Par une ordonnance du 2 décembre 2025, enregistrée le même jour au greffe du tribunal de Cergy-Pontoise, sous le n° 2519879, la présidente du tribunal administratif de Versailles a transmis au tribunal, en application de l’article R. 351-3 du code de justice administrative, la requête présentée par M. D… B…, représenté par Me Zekri qui conclut, par les mêmes moyens, aux mêmes fins que sa requête enregistrée le 28 octobre 2025.
Par un mémoire en défense, enregistré le 7 décembre 2025, le ministre de l’intérieur conclut au rejet de la requête.
Il fait valoir que les moyens soulevés dans la requête ne sont pas fondés.
Par un mémoire, enregistré le 7 décembre 2025, non soumis au contradictoire en vertu de l’article L. 773-9 du code de justice administrative, le ministre de l’intérieur a produit l’original de l’avis contesté afin de démontrer que cet avis a été signé par une autorité compétente.
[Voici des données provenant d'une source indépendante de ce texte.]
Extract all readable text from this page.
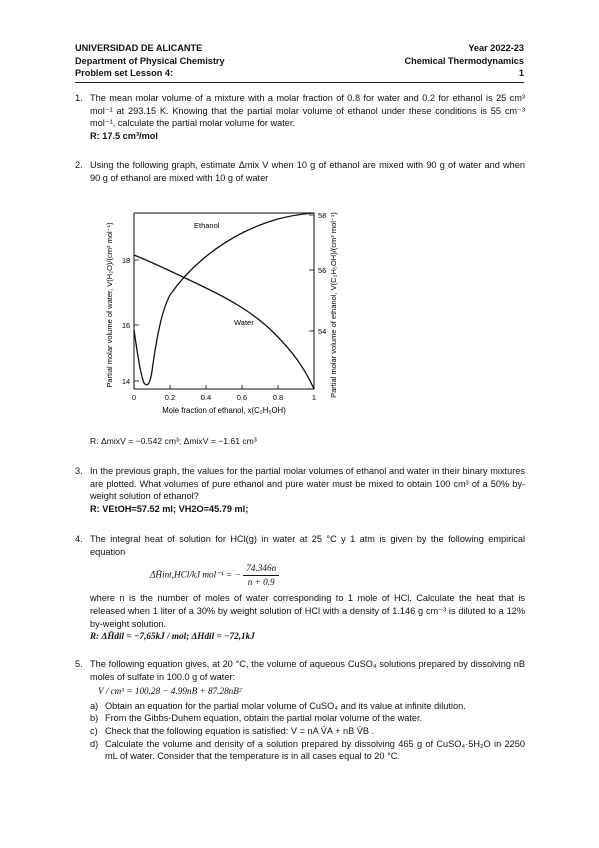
UNIVERSIDAD DE ALICANTE	Year 2022-23
Department of Physical Chemistry	Chemical Thermodynamics
Problem set Lesson 4:	1
1. The mean molar volume of a mixture with a molar fraction of 0.8 for water and 0.2 for ethanol is 25 cm³ mol⁻¹ at 293.15 K. Knowing that the partial molar volume of ethanol under these conditions is 55 cm⁻³ mol⁻¹, calculate the partial molar volume for water.
R: 17.5 cm³/mol
2. Using the following graph, estimate Δmix V when 10 g of ethanol are mixed with 90 g of water and when 90 g of ethanol are mixed with 10 g of water
Partial molar volume of water, V(H₂O)/(cm³ mol⁻¹)	Partial molar volume of ethanol, V(C₂H₅OH)/(cm³ mol⁻¹)
14
16
18
54
56
58
0	0.2	0.4	0.6	0.8	1
Mole fraction of ethanol, x(C₂H₅OH)
Ethanol
Water
R: ΔmixV = −0.542 cm³; ΔmixV = −1.61 cm³
3. In the previous graph, the values for the partial molar volumes of ethanol and water in their binary mixtures are plotted. What volumes of pure ethanol and pure water must be mixed to obtain 100 cm³ of a 50% by-weight solution of ethanol?
R: VEtOH=57.52 ml; VH2O=45.79 ml;
4. The integral heat of solution for HCl(g) in water at 25 °C y 1 atm is given by the following empirical equation
ΔH̄int,HCl/kJ mol⁻¹ = − $\frac{74.346n}{n + 0.9}$
where n is the number of moles of water corresponding to 1 mole of HCl. Calculate the heat that is released when 1 liter of a 30% by weight solution of HCl with a density of 1.146 g cm⁻³ is diluted to a 12% by-weight solution.
R: ΔH̄dil = −7,65kJ / mol; ΔHdil = −72,1kJ
5. The following equation gives, at 20 °C, the volume of aqueous CuSO₄ solutions prepared by dissolving nB moles of sulfate in 100.0 g of water:
V / cm³ = 100.28 − 4.99nB + 87.28nB²
a) Obtain an equation for the partial molar volume of CuSO₄ and its value at infinite dilution.
b) From the Gibbs-Duhem equation, obtain the partial molar volume of the water.
c) Check that the following equation is satisfied: V = nA V̄A + nB V̄B .
d) Calculate the volume and density of a solution prepared by dissolving 465 g of CuSO₄·5H₂O in 2250 mL of water. Consider that the temperature is in all cases equal to 20 °C.
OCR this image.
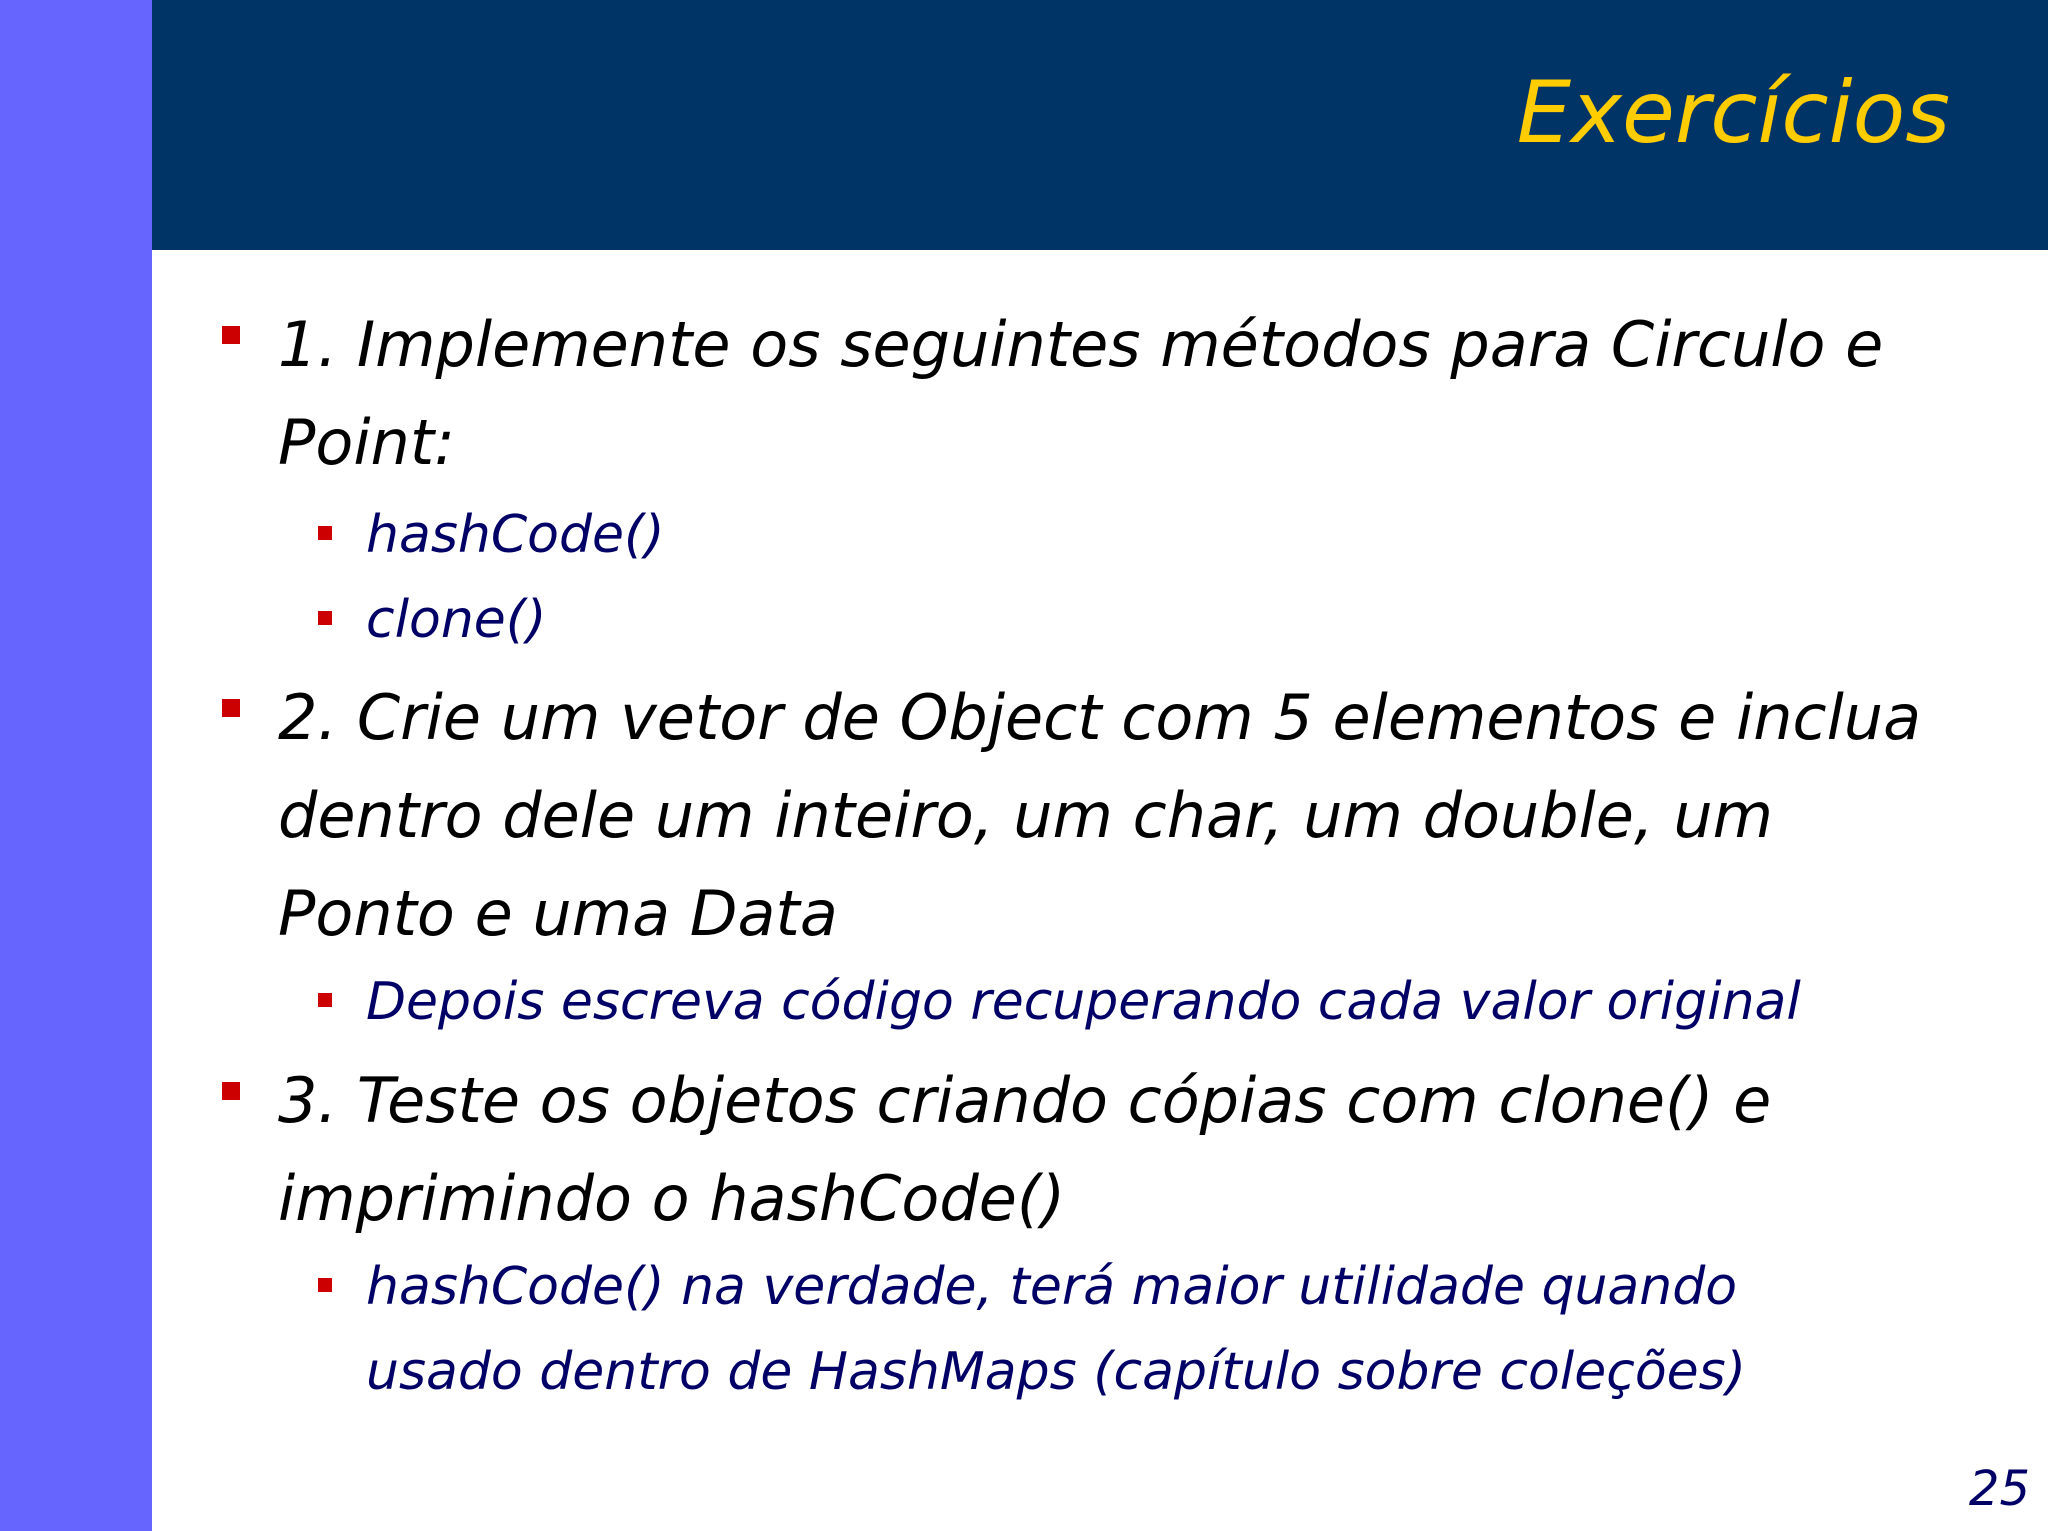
Exercícios
1. Implemente os seguintes métodos para Circulo e
Point:
hashCode()
clone()
2. Crie um vetor de Object com 5 elementos e inclua
dentro dele um inteiro, um char, um double, um
Ponto e uma Data
Depois escreva código recuperando cada valor original
3. Teste os objetos criando cópias com clone() e
imprimindo o hashCode()
hashCode() na verdade, terá maior utilidade quando
usado dentro de HashMaps (capítulo sobre coleções)
25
La requête a été communiquée à la SNCF qui n’a pas produit d’observations
Vu les autres pièces du dossier.
Vu :
- le code des relations entre public et l’administration ;
- le code de la sécurité intérieur ;
- le code de justice administrative.
Les parties ont été régulièrement averties du jour de l’audience.
Ont été entendus au cours de l’audience publique :
- le rapport de M. Ouillon, président-rapporteur,
- les conclusions de M. Robert, rapporteur public,
- les observations de Me Zekri, représentant M. B….
Considérant ce qui suit :
1. M. B… exerce depuis juillet 2023 au sein de la SNCF les fonctions d’agent de la sûreté ferroviaire. Par courrier du 23 septembre 2025, la SNCF a saisi les services du ministère de l’intérieur aux fins qu’il soit procédé, sur le fondement de l’article L. 114-2 du code de la sécurité intérieure, à une enquête destinée à apprécier si le comportement de M. B… était compatible avec l’exercice de ses missions. Le ministre a émis un avis d’incompatibilité le 7 octobre 2025. M. B… demande au tribunal d’annuler l’avis d’incompatibilité émis à son encontre le 7 octobre 2025.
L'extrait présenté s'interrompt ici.